A senior official in al-Sadr's organization in Najaf, Salah al-Obaydi, called the rally a "call for liberation."
"We're hoping that by next year's anniversary, we will be an independent and liberated Iraq with full sovereignty," he said.
Iraqi soldiers in uniform joined the crowd, which was led by at least a dozen turbaned clerics — including one Sunni. Many marchers danced as they moved through the streets.
Thirty members of the Iraqi Islamic Party, a Sunni group, traveled several hundred kilometers northward from Basra to attend the rally alongside Sadrists from their hometown.
"We came to join our brothers from al-Sadr's bloc, to reject the foreign occupation. We call on the Americans and other multinational forces to withdraw from Iraq," said Sunni sheik Alla Nasir.
In bringing together members of his own sect with Iraq's disillusioned Sunni minority, al-Sadr succeeded — briefly at least — where the U.S.-backed government in Baghdad has failed.
Iraq's leading Shiite cleric, Grand Ayatollah al-Sistani, has recently voiced opposition to a pending piece of legislation that would bring some Sunni members of Saddam's government back into the political fold.
The legislation is seen as crucial to winning support for the central government from the Sunni bloc, many of whom fear being sidelined by the new Shiite-led authority.
Brookings Institution senior fellow Michael O'Hanlon told CBS' Early Show co-anchor Harry Smith that al-Sistani's rejection of the bill, is "the worst news in Iraq."
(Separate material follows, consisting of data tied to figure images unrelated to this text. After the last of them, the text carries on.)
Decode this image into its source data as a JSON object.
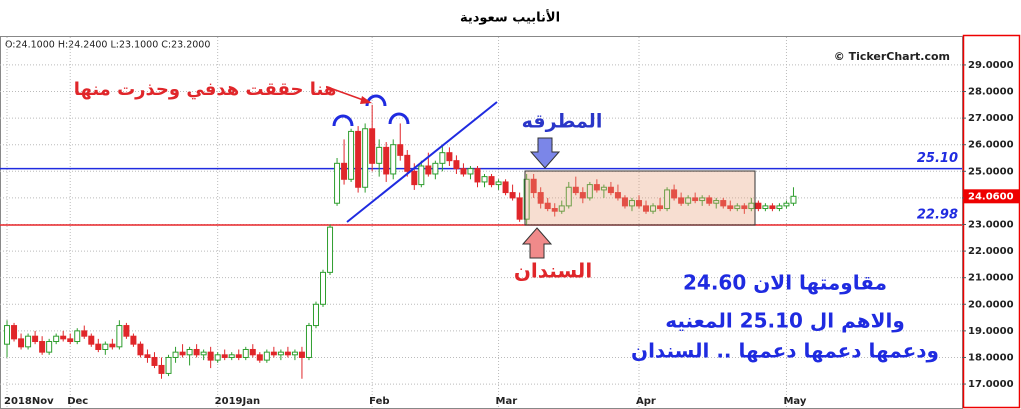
{
  "chart_data": {
    "type": "candlestick",
    "title": "الأنابيب سعودية",
    "ohlc_header": "O:24.1000  H:24.2400  L:23.1000  C:23.2000",
    "source": "© TickerChart.com",
    "up_color": "#2e9e2e",
    "down_color": "#e0262a",
    "grid": true,
    "xlim": [
      -1,
      136
    ],
    "xticks": [
      {
        "value": 0,
        "label": "2018Nov"
      },
      {
        "value": 9,
        "label": "Dec"
      },
      {
        "value": 30,
        "label": "2019Jan"
      },
      {
        "value": 52,
        "label": "Feb"
      },
      {
        "value": 70,
        "label": "Mar"
      },
      {
        "value": 90,
        "label": "Apr"
      },
      {
        "value": 111,
        "label": "May"
      }
    ],
    "ylim": [
      16.1,
      30.05
    ],
    "yticks": [
      {
        "value": 17,
        "label": "17.0000"
      },
      {
        "value": 18,
        "label": "18.0000"
      },
      {
        "value": 19,
        "label": "19.0000"
      },
      {
        "value": 20,
        "label": "20.0000"
      },
      {
        "value": 21,
        "label": "21.0000"
      },
      {
        "value": 22,
        "label": "22.0000"
      },
      {
        "value": 23,
        "label": "23.0000"
      },
      {
        "value": 24,
        "label": "24.0000"
      },
      {
        "value": 25,
        "label": "25.0000"
      },
      {
        "value": 26,
        "label": "26.0000"
      },
      {
        "value": 27,
        "label": "27.0000"
      },
      {
        "value": 28,
        "label": "28.0000"
      },
      {
        "value": 29,
        "label": "29.0000"
      }
    ],
    "lines": [
      {
        "value": 25.1,
        "label": "25.10",
        "color": "#1f2be0"
      },
      {
        "value": 22.98,
        "label": "22.98",
        "color": "#e8262a"
      }
    ],
    "last_price": {
      "value": 24.06,
      "label": "24.0600"
    },
    "annotations": [
      "هنا حققت هدفي وحذرت منها",
      "المطرقه",
      "السندان",
      "مقاومتها الان 24.60",
      "والاهم ال 25.10 المعنيه",
      "ودعمها دعمها دعمها .. السندان"
    ],
    "candles": [
      [
        18.5,
        19.4,
        18.0,
        19.2
      ],
      [
        19.2,
        19.3,
        18.6,
        18.7
      ],
      [
        18.7,
        18.9,
        18.3,
        18.4
      ],
      [
        18.4,
        18.9,
        18.3,
        18.8
      ],
      [
        18.8,
        19.0,
        18.5,
        18.6
      ],
      [
        18.6,
        18.8,
        18.1,
        18.2
      ],
      [
        18.2,
        18.7,
        18.1,
        18.6
      ],
      [
        18.6,
        18.9,
        18.5,
        18.8
      ],
      [
        18.8,
        19.0,
        18.6,
        18.7
      ],
      [
        18.7,
        18.9,
        18.5,
        18.6
      ],
      [
        18.6,
        19.1,
        18.5,
        19.0
      ],
      [
        19.0,
        19.2,
        18.7,
        18.8
      ],
      [
        18.8,
        18.9,
        18.4,
        18.5
      ],
      [
        18.5,
        18.7,
        18.2,
        18.3
      ],
      [
        18.3,
        18.6,
        18.1,
        18.5
      ],
      [
        18.5,
        18.7,
        18.3,
        18.4
      ],
      [
        18.4,
        19.4,
        18.3,
        19.2
      ],
      [
        19.2,
        19.3,
        18.7,
        18.8
      ],
      [
        18.8,
        18.9,
        18.4,
        18.5
      ],
      [
        18.5,
        18.6,
        18.0,
        18.1
      ],
      [
        18.1,
        18.3,
        17.8,
        18.0
      ],
      [
        18.0,
        18.2,
        17.6,
        17.7
      ],
      [
        17.7,
        18.0,
        17.2,
        17.4
      ],
      [
        17.4,
        18.1,
        17.3,
        18.0
      ],
      [
        18.0,
        18.4,
        17.8,
        18.2
      ],
      [
        18.2,
        18.5,
        18.0,
        18.1
      ],
      [
        18.1,
        18.4,
        17.7,
        18.3
      ],
      [
        18.3,
        18.5,
        18.0,
        18.1
      ],
      [
        18.1,
        18.3,
        17.9,
        18.2
      ],
      [
        18.2,
        18.4,
        17.6,
        17.9
      ],
      [
        17.9,
        18.2,
        17.8,
        18.1
      ],
      [
        18.1,
        18.3,
        17.9,
        18.0
      ],
      [
        18.0,
        18.2,
        17.9,
        18.1
      ],
      [
        18.1,
        18.3,
        17.9,
        18.0
      ],
      [
        18.0,
        18.4,
        17.9,
        18.3
      ],
      [
        18.3,
        18.5,
        18.0,
        18.1
      ],
      [
        18.1,
        18.2,
        17.8,
        17.9
      ],
      [
        17.9,
        18.3,
        17.8,
        18.2
      ],
      [
        18.2,
        18.4,
        18.0,
        18.1
      ],
      [
        18.1,
        18.3,
        17.9,
        18.2
      ],
      [
        18.2,
        18.4,
        18.0,
        18.1
      ],
      [
        18.1,
        18.3,
        17.9,
        18.2
      ],
      [
        18.2,
        18.4,
        17.2,
        18.0
      ],
      [
        18.0,
        19.3,
        17.9,
        19.2
      ],
      [
        19.2,
        20.1,
        19.1,
        20.0
      ],
      [
        20.0,
        21.3,
        19.9,
        21.2
      ],
      [
        21.2,
        23.0,
        21.1,
        22.9
      ],
      [
        23.8,
        25.5,
        23.7,
        25.3
      ],
      [
        25.3,
        26.2,
        24.5,
        24.7
      ],
      [
        24.7,
        26.6,
        24.6,
        26.5
      ],
      [
        26.5,
        26.7,
        24.2,
        24.4
      ],
      [
        24.4,
        26.8,
        24.2,
        26.6
      ],
      [
        26.6,
        27.5,
        25.0,
        25.3
      ],
      [
        25.3,
        26.2,
        24.8,
        25.9
      ],
      [
        25.9,
        26.1,
        24.6,
        24.9
      ],
      [
        24.9,
        26.2,
        24.7,
        26.0
      ],
      [
        26.0,
        26.8,
        25.4,
        25.6
      ],
      [
        25.6,
        25.8,
        24.8,
        25.0
      ],
      [
        25.0,
        25.3,
        24.3,
        24.5
      ],
      [
        24.5,
        25.4,
        24.4,
        25.2
      ],
      [
        25.2,
        25.7,
        24.8,
        24.9
      ],
      [
        24.9,
        25.4,
        24.7,
        25.3
      ],
      [
        25.3,
        26.0,
        25.0,
        25.7
      ],
      [
        25.7,
        25.9,
        25.2,
        25.4
      ],
      [
        25.4,
        25.6,
        24.9,
        25.1
      ],
      [
        25.1,
        25.3,
        24.8,
        24.9
      ],
      [
        24.9,
        25.2,
        24.7,
        25.1
      ],
      [
        25.1,
        25.2,
        24.4,
        24.6
      ],
      [
        24.6,
        24.9,
        24.4,
        24.8
      ],
      [
        24.8,
        24.9,
        24.4,
        24.5
      ],
      [
        24.5,
        24.7,
        24.3,
        24.6
      ],
      [
        24.6,
        24.7,
        24.1,
        24.2
      ],
      [
        24.2,
        24.5,
        23.9,
        24.0
      ],
      [
        24.0,
        24.2,
        23.1,
        23.2
      ],
      [
        23.2,
        24.9,
        23.0,
        24.7
      ],
      [
        24.7,
        24.9,
        24.0,
        24.2
      ],
      [
        24.2,
        24.4,
        23.6,
        23.8
      ],
      [
        23.8,
        24.0,
        23.5,
        23.6
      ],
      [
        23.6,
        23.8,
        23.3,
        23.5
      ],
      [
        23.5,
        23.9,
        23.4,
        23.7
      ],
      [
        23.7,
        24.6,
        23.6,
        24.4
      ],
      [
        24.4,
        24.8,
        24.1,
        24.2
      ],
      [
        24.2,
        24.4,
        23.8,
        24.0
      ],
      [
        24.0,
        24.6,
        23.9,
        24.5
      ],
      [
        24.5,
        24.7,
        24.2,
        24.3
      ],
      [
        24.3,
        24.5,
        24.0,
        24.4
      ],
      [
        24.4,
        24.6,
        24.1,
        24.2
      ],
      [
        24.2,
        24.5,
        23.9,
        24.0
      ],
      [
        24.0,
        24.1,
        23.6,
        23.7
      ],
      [
        23.7,
        24.0,
        23.5,
        23.9
      ],
      [
        23.9,
        24.1,
        23.6,
        23.7
      ],
      [
        23.7,
        23.9,
        23.4,
        23.5
      ],
      [
        23.5,
        23.8,
        23.4,
        23.7
      ],
      [
        23.7,
        24.0,
        23.5,
        23.6
      ],
      [
        23.6,
        24.4,
        23.5,
        24.3
      ],
      [
        24.3,
        24.5,
        23.9,
        24.0
      ],
      [
        24.0,
        24.2,
        23.7,
        23.8
      ],
      [
        23.8,
        24.1,
        23.7,
        24.0
      ],
      [
        24.0,
        24.2,
        23.8,
        23.9
      ],
      [
        23.9,
        24.1,
        23.7,
        24.0
      ],
      [
        24.0,
        24.1,
        23.7,
        23.8
      ],
      [
        23.8,
        24.0,
        23.6,
        23.9
      ],
      [
        23.9,
        24.0,
        23.6,
        23.7
      ],
      [
        23.7,
        23.9,
        23.5,
        23.6
      ],
      [
        23.6,
        23.8,
        23.5,
        23.7
      ],
      [
        23.7,
        23.8,
        23.4,
        23.6
      ],
      [
        23.6,
        24.0,
        23.5,
        23.8
      ],
      [
        23.8,
        23.9,
        23.5,
        23.6
      ],
      [
        23.6,
        23.8,
        23.5,
        23.7
      ],
      [
        23.7,
        23.8,
        23.5,
        23.6
      ],
      [
        23.6,
        23.8,
        23.5,
        23.7
      ],
      [
        23.7,
        23.9,
        23.6,
        23.8
      ],
      [
        23.8,
        24.4,
        23.7,
        24.06
      ]
    ]
  }
}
O'Hanlon says the cleric had been helpful to the cause of easing sectarian tension, until recently. "In the last year he's been so dis-spirited that he hasn't said much. Now he comes out and says something that works against us."
Monday's demonstration was peaceful, but two ambulances could be seen moving slowly with the marching crowd, poised to help if violence or stampedes broke out. It ended without violence after about three hours.
Col. Steven Boylan, a U.S. military spokesman and aide to the commander of all U.S. forces in Iraq, praised the peaceful nature of the demonstration, saying Iraqis "could not have done this four years ago."
"This is the right to assemble, the right to free speech – they didn't have that under the former regime," Boylan said. "This is progress, there's no two ways about it."
The capital city was also tense on the four-year anniversary, with a 24-hour vehicle ban imposed by the military to try and prevent near-daily car bomb attacks.